Künstler-Aktion: Iranischer Präsident als «Schwein» bezeichnet

Aktualisiert

Künstler-Aktion: Iranischer Präsident als «Schwein» bezeichnet

Eine dänische Künstlergruppe hat eine Schmähschrift über den iranischen Präsidenten Mahmud Ahmadinedschad in einer Teheraner Zeitung platziert. Entdeckt wurde sie erst nach deren Veröffentlichung.
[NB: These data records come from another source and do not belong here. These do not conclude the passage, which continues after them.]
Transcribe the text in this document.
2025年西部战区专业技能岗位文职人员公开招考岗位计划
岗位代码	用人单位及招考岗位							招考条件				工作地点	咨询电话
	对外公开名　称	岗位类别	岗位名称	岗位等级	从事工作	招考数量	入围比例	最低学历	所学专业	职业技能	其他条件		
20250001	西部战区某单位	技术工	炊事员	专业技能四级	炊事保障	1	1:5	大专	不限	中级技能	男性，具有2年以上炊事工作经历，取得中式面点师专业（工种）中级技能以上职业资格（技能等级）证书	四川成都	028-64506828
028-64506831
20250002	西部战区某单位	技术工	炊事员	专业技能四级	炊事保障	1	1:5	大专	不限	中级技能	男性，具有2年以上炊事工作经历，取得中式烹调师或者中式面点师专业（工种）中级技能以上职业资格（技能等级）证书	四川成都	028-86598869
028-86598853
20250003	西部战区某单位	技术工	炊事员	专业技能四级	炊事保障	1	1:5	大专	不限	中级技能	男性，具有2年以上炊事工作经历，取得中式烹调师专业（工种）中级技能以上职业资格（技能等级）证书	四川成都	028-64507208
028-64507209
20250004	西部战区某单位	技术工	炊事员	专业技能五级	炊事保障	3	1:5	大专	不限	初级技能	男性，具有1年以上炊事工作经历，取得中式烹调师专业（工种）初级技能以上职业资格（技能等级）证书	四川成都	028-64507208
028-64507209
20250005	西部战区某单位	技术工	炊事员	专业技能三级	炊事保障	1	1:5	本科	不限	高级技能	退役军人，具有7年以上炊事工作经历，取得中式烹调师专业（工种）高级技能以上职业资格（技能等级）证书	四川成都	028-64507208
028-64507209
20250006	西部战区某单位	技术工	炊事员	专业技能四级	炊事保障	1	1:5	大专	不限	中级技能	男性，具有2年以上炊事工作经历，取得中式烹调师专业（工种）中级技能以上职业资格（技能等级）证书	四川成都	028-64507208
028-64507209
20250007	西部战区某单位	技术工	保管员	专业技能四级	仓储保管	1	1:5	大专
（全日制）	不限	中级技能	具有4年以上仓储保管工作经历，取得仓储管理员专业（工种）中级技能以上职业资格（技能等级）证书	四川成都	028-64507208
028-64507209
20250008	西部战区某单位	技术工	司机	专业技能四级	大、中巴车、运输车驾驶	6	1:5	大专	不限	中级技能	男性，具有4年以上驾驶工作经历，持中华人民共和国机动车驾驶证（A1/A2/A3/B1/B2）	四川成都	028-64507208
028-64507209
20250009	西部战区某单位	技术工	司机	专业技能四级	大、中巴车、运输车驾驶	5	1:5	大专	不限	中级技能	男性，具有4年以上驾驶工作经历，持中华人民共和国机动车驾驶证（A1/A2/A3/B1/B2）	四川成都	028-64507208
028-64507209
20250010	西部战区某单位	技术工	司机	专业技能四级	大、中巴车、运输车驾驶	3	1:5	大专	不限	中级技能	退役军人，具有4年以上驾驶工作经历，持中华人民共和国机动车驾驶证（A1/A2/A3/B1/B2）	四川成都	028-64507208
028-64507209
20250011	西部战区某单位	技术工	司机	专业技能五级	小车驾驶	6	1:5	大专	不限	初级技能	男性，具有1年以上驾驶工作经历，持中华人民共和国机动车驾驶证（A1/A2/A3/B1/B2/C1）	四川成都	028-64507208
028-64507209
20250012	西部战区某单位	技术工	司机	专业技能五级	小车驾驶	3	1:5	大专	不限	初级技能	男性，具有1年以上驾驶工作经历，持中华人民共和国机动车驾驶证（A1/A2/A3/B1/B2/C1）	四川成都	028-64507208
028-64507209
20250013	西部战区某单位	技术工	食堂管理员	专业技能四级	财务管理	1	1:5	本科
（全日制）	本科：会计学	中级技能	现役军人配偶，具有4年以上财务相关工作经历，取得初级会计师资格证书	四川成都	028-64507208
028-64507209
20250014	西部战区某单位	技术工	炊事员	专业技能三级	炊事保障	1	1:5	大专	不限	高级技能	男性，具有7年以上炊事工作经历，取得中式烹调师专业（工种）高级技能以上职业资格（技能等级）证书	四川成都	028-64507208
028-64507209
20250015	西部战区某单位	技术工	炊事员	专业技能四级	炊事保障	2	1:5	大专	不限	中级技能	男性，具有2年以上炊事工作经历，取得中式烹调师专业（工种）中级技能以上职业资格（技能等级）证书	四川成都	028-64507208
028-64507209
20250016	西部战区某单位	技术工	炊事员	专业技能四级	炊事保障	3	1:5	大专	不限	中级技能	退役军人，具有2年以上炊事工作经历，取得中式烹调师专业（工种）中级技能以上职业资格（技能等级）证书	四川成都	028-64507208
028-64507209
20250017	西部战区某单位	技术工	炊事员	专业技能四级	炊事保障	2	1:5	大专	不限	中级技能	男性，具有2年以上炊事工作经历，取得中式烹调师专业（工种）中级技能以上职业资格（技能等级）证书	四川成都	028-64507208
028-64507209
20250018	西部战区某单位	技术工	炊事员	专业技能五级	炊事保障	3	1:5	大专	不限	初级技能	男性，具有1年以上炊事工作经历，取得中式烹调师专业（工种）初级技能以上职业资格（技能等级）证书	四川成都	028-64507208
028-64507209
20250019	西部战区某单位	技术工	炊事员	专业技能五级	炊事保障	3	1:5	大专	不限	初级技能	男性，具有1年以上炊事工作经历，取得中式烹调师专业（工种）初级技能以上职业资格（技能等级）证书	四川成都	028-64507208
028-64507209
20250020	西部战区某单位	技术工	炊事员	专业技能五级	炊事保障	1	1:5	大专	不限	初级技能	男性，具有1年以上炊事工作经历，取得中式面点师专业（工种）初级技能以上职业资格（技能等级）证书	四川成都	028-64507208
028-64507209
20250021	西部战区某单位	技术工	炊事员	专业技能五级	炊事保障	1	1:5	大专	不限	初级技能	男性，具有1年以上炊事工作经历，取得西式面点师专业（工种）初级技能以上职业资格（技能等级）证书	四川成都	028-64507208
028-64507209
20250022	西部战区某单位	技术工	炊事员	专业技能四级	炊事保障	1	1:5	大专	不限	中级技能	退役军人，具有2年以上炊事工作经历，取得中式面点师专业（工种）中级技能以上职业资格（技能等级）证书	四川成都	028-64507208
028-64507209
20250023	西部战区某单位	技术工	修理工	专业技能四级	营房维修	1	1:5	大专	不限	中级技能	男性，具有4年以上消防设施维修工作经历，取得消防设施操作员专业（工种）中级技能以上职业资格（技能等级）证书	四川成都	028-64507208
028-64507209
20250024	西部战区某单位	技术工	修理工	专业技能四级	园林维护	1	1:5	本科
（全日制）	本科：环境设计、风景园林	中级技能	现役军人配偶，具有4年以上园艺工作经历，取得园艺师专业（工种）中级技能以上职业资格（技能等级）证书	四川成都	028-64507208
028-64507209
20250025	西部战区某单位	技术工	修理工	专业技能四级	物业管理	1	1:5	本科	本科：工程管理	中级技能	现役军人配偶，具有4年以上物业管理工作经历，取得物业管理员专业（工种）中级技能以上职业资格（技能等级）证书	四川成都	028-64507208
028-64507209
In der englischsprachigen Zeitung «Tehran Times» erschien am Mittwoch eine Anzeige mit dem Bildnis des Politikers. Darunter waren Sprüche wie «Unterstützt seinen Kampf gegen Bush» oder «Iran hat das Recht, Atomenergie zu produzieren».

Doch was auf den ersten Blick wie ein Ünterstützungs-Appell für den umstrittenen Präsidenten aussieht, enthält in Wirklichkeit eine versteckte Botschaft: Von oben nach unten gelesen ergeben die Anfangsbuchstaben der Sätze das Wort «Schwein.»

Die dänische Künstlergruppe «Surrend» erklärte, sie habe mit ihrer Darstellung die junge Generation in der Islamischen Republik erreichen wollen. Die Anzeige richte sich nicht gegen das Volk, sondern nur gegen Ahmadinedschad, der eine extreme Ideologie vertrete.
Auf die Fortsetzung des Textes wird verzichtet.